- Born: Richard Donald Nelson 1945 (age 80–81)

Ecclesiastical career
- Religion: Christianity (Lutheran)
- Church: Evangelical Lutheran Church in America

Academic background
- Alma mater: Capital University; Trinity Lutheran Seminary; Union Theological Seminary in Virginia;
- Thesis: The Redactional Duality of the Deuteronomistic History (1973)
- Academic advisors: Patrick D. Miller, John Bright

Academic work
- Discipline: Biblical studies
- Sub-discipline: Old Testament studies
- Institutions: Ferrum College; Lutheran Theological Seminary at Gettysburg; Southern Methodist University;
- Notable students: K. L. Noll

= Richard D. Nelson =

American Old Testament scholar (born 1945)

Richard Donald Nelson (born 1945) is an American Old Testament scholar. He is W. J. A. Power Professor of Biblical Hebrew and Old Testament and Associate Dean for Academic Affairs at Perkins School of Theology at Southern Methodist University.

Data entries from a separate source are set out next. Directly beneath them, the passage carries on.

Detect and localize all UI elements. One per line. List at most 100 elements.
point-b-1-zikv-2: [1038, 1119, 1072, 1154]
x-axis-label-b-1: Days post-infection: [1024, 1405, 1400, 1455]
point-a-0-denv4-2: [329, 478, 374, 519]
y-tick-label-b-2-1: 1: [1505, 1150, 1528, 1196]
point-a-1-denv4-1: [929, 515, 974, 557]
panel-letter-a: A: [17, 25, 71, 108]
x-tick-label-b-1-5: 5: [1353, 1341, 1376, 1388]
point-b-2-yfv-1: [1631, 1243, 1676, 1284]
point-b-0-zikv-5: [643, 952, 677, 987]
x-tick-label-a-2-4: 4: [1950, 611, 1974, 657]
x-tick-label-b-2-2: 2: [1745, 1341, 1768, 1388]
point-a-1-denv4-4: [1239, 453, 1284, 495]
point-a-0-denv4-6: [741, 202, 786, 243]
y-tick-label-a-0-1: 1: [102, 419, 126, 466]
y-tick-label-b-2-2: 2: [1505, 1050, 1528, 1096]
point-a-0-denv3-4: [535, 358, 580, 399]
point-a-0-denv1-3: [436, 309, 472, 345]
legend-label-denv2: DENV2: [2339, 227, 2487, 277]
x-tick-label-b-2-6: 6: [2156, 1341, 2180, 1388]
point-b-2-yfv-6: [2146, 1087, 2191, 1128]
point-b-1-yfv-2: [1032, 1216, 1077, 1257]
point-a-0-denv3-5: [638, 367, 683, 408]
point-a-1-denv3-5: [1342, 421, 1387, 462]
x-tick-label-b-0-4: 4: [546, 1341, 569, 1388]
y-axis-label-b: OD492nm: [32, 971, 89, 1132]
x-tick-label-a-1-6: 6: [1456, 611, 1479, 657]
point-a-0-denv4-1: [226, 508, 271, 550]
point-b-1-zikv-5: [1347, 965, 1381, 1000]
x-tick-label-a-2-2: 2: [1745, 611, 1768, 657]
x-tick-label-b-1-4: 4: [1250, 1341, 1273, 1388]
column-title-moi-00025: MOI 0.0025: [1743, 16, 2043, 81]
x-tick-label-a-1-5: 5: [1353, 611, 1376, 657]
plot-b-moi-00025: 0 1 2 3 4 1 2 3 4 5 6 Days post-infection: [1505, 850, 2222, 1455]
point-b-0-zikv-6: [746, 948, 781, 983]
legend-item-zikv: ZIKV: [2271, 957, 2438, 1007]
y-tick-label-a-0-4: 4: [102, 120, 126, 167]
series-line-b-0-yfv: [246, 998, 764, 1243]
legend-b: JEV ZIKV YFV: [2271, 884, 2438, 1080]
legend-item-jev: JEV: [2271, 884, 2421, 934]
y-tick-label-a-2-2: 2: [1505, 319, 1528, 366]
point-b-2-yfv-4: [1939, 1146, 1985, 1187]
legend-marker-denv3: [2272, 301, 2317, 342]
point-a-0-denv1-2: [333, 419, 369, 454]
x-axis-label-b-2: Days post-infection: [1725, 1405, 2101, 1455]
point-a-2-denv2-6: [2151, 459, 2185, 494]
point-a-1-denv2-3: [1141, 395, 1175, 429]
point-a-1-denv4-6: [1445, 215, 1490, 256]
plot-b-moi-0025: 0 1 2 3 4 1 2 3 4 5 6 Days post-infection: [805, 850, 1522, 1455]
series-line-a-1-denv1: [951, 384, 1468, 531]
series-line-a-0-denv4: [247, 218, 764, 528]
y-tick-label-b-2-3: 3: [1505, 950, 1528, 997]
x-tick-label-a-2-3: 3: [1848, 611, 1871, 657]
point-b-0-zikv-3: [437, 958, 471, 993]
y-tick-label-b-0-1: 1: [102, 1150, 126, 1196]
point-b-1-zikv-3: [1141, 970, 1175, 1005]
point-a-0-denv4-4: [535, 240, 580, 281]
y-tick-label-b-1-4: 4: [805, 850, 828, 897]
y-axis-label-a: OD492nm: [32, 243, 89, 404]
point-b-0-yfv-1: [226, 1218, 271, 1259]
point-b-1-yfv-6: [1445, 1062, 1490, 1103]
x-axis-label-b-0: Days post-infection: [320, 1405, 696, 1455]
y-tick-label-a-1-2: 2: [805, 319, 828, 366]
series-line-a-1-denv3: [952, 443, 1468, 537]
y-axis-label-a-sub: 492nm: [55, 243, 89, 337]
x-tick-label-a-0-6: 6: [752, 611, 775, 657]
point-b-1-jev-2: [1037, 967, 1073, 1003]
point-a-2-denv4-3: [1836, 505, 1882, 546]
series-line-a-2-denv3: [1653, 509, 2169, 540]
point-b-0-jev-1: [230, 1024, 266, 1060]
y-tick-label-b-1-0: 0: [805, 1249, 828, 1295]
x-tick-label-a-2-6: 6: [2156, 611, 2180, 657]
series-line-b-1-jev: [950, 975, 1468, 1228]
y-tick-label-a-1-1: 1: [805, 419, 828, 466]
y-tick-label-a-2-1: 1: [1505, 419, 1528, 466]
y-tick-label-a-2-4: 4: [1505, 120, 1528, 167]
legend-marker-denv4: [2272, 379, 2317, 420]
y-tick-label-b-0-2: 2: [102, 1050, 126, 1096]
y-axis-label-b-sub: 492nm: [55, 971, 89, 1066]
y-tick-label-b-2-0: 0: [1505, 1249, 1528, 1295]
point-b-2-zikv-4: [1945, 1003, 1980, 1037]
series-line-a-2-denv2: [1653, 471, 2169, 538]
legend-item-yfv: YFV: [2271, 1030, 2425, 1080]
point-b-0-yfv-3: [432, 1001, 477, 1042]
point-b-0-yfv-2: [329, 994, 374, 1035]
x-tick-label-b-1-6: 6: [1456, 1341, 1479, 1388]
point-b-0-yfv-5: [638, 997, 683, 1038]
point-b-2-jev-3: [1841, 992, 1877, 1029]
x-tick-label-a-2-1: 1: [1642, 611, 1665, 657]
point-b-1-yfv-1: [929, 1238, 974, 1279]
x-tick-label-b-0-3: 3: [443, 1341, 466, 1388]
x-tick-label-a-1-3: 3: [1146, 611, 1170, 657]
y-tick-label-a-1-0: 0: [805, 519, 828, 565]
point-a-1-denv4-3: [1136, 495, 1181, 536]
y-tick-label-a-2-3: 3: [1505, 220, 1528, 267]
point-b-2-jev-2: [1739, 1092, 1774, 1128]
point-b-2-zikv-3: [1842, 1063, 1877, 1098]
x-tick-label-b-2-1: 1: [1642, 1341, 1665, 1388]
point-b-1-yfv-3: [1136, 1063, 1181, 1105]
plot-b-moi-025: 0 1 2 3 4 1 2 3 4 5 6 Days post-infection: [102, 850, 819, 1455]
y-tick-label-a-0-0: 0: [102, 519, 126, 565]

Nelson studied at Capital University, Trinity Lutheran Seminary, and Union Theological Seminary in Virginia. Before coming to Perkins, he served as a pastor in the Evangelical Lutheran Church in America, and then as assistant professor of religion at Ferrum College and Kraft Professor of Biblical Studies at Lutheran Theological Seminary at Gettysburg.

Nelson has written commentaries on Deuteronomy, Joshua, and the Book of Kings. In 2010, a Festschrift was published in his honor: Raising Up a Faithful Exegete: Essays in Honor of Richard D. Nelson, which included contributions from Niels Peter Lemche, Kurt Noll, and Ralph W. Klein.

In 2014 he published Historical Roots of the Old Testament (1200–63 BCE) (Atlanta: Society of Biblical Literature Press) in which he listed some of the most important extra-biblical sources relevant for a scholarly study of the Old Testament.

Nelson was a student of historian John Bright (1908–1995), and was influenced by him in his methodological approach to Old Testament study.